I know they say the PCV is for 09's and up. I tune a 2007 960 Outlander that had a PCV on it with no issues.


----------



## countryboy61283 (Mar 20, 2010)

Will the pc3 work with 09 and up cause they have a ignition module that's for them now


----------



## 2010Bruterider (Jun 20, 2010)

Yes. The PC3 will work on an 09 Brute


----------



## Bootlegger (Dec 18, 2008)

countryboy61283 said:


> Will the pc3 work with 09 and up cause they have a ignition module that's for them now


Yep...sure will.


----------



## DRZfour00 (Apr 9, 2010)

Not sure why anyone would go with the PC3 or PCV over the MSD? The MSD does so much more and is a whole lot less complicated IMO. You have to add all these PC boxes together to get them to do what the MSD box does, although the MSD doesn't autotune. I've used all these different programmers in the past on a few different EFI bikes, from PC3 to VDI and now the MSD, and hands down the MSD takes the cake...


----------



## sjf323 (Mar 11, 2009)

brute for mud said:


> msd it will be where can i find it and thank you


 
talk to xtremesidebyside (sponser on site). tell him wht john is selling it for he will beat it. Just ordered one myself from him. Anyone want to buy the VDI.....make me an offer!

Scott


----------



## Bootlegger (Dec 18, 2008)

The Auto tune is not all what its cracked up to be.


----------



## countryboy61283 (Mar 20, 2010)

I like the pc3 or pc5 cause the more I read and the more talk to people you tune them more accurately and better than the msd, and now they make a ignition module for pc3 to get ride of the timing retard which is even more adjustable, I had my heart set on a msd but now I think I'm switching


----------



## Bootlegger (Dec 18, 2008)

I haven't gotten to tune an MSD yet...cause they are only for Brutes from what I'm told...not sure though.

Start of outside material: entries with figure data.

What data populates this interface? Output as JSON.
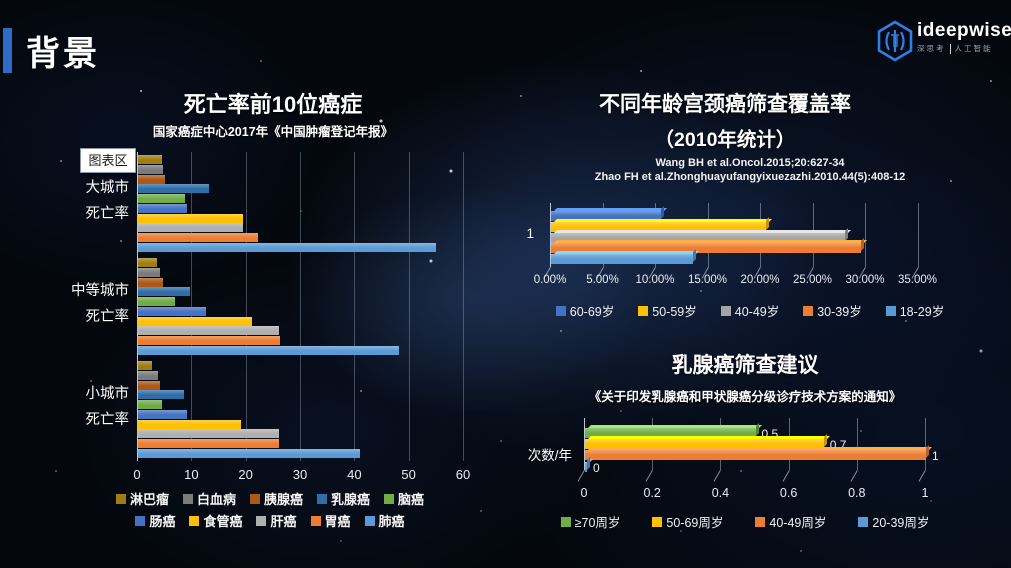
{
  "slide": {
    "title": "背景"
  },
  "logo": {
    "wordmark": "ideepwise",
    "tagline_left": "深思考",
    "tagline_right": "人工智能",
    "brand_color": "#2f7fe8"
  },
  "colors": {
    "accent_bar": "#2e6bc9",
    "background": "#04070d",
    "text": "#ffffff"
  },
  "chart_data": [
    {
      "type": "bar",
      "orientation": "horizontal",
      "title": "死亡率前10位癌症",
      "subtitle": "国家癌症中心2017年《中国肿瘤登记年报》",
      "chart_area_label": "图表区",
      "categories": [
        "大城市死亡率",
        "中等城市死亡率",
        "小城市死亡率"
      ],
      "series": [
        {
          "name": "淋巴瘤",
          "color": "#A07D10",
          "values": [
            4.4,
            3.5,
            2.6
          ]
        },
        {
          "name": "白血病",
          "color": "#7B7B7B",
          "values": [
            4.6,
            4.0,
            3.7
          ]
        },
        {
          "name": "胰腺癌",
          "color": "#AC5817",
          "values": [
            4.9,
            4.6,
            4.0
          ]
        },
        {
          "name": "乳腺癌",
          "color": "#2E6DA8",
          "values": [
            13.0,
            9.6,
            8.5
          ]
        },
        {
          "name": "脑癌",
          "color": "#70AD47",
          "values": [
            8.6,
            6.9,
            4.4
          ]
        },
        {
          "name": "肠癌",
          "color": "#4472C4",
          "values": [
            9.1,
            12.6,
            9.0
          ]
        },
        {
          "name": "食管癌",
          "color": "#FFC000",
          "values": [
            19.3,
            20.9,
            19.0
          ]
        },
        {
          "name": "肝癌",
          "color": "#AFAFAF",
          "values": [
            19.4,
            26.0,
            26.0
          ]
        },
        {
          "name": "胃癌",
          "color": "#ED7D31",
          "values": [
            22.0,
            26.2,
            25.9
          ]
        },
        {
          "name": "肺癌",
          "color": "#5B9BD5",
          "values": [
            54.8,
            48.1,
            40.9
          ]
        }
      ],
      "xlim": [
        0,
        60
      ],
      "xticks": [
        0,
        10,
        20,
        30,
        40,
        50,
        60
      ],
      "grid": true,
      "legend_position": "bottom",
      "legend_rows": 2
    },
    {
      "type": "bar",
      "orientation": "horizontal",
      "style": "3d",
      "title": "不同年龄宫颈癌筛查覆盖率",
      "title_line2": "（2010年统计）",
      "source_lines": [
        "Wang BH et al.Oncol.2015;20:627-34",
        "Zhao FH et al.Zhonghuayufangyixuezazhi.2010.44(5):408-12"
      ],
      "categories": [
        "1"
      ],
      "series": [
        {
          "name": "60-69岁",
          "color": "#4472C4",
          "values": [
            10.5
          ]
        },
        {
          "name": "50-59岁",
          "color": "#FFC000",
          "values": [
            20.5
          ]
        },
        {
          "name": "40-49岁",
          "color": "#A5A5A5",
          "values": [
            28.0
          ]
        },
        {
          "name": "30-39岁",
          "color": "#ED7D31",
          "values": [
            29.5
          ]
        },
        {
          "name": "18-29岁",
          "color": "#5B9BD5",
          "values": [
            13.5
          ]
        }
      ],
      "xlim": [
        0,
        35
      ],
      "xticks": [
        "0.00%",
        "5.00%",
        "10.00%",
        "15.00%",
        "20.00%",
        "25.00%",
        "30.00%",
        "35.00%"
      ],
      "grid": true,
      "legend_position": "bottom"
    },
    {
      "type": "bar",
      "orientation": "horizontal",
      "style": "3d",
      "title": "乳腺癌筛查建议",
      "subtitle": "《关于印发乳腺癌和甲状腺癌分级诊疗技术方案的通知》",
      "categories": [
        "次数/年"
      ],
      "series": [
        {
          "name": "≥70周岁",
          "color": "#70AD47",
          "values": [
            0.5
          ],
          "data_label": "0.5"
        },
        {
          "name": "50-69周岁",
          "color": "#FFC000",
          "values": [
            0.7
          ],
          "data_label": "0.7"
        },
        {
          "name": "40-49周岁",
          "color": "#ED7D31",
          "values": [
            1
          ],
          "data_label": "1"
        },
        {
          "name": "20-39周岁",
          "color": "#5B9BD5",
          "values": [
            0
          ],
          "data_label": "0"
        }
      ],
      "xlim": [
        0,
        1
      ],
      "xticks": [
        "0",
        "0.2",
        "0.4",
        "0.6",
        "0.8",
        "1"
      ],
      "grid": true,
      "data_labels": true,
      "legend_position": "bottom"
    }
  ]
}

Timing is great....but don't mean much if your fuel can't be fine tuned. I'm sure there a good product though. I really think that most people would be surprised at how far off the maps they load from others really are. Especially if you have snorkels. I can't wait till I get a chance to tune an MSD. That way I will have first hand knowledge of how tunable they are. The only thing I won't tune is a VDI...from what I'm told the Ones for Brutes are a nightmare. The VDI for the King Quad's are near as troublesome as the Brutes but still have their issues.


----------



## jcwilds (Feb 23, 2014)

I bought a used pc3 from a friend. I didn't think it would work on a 09 brute which is what I have. What can I do to make it work?


----------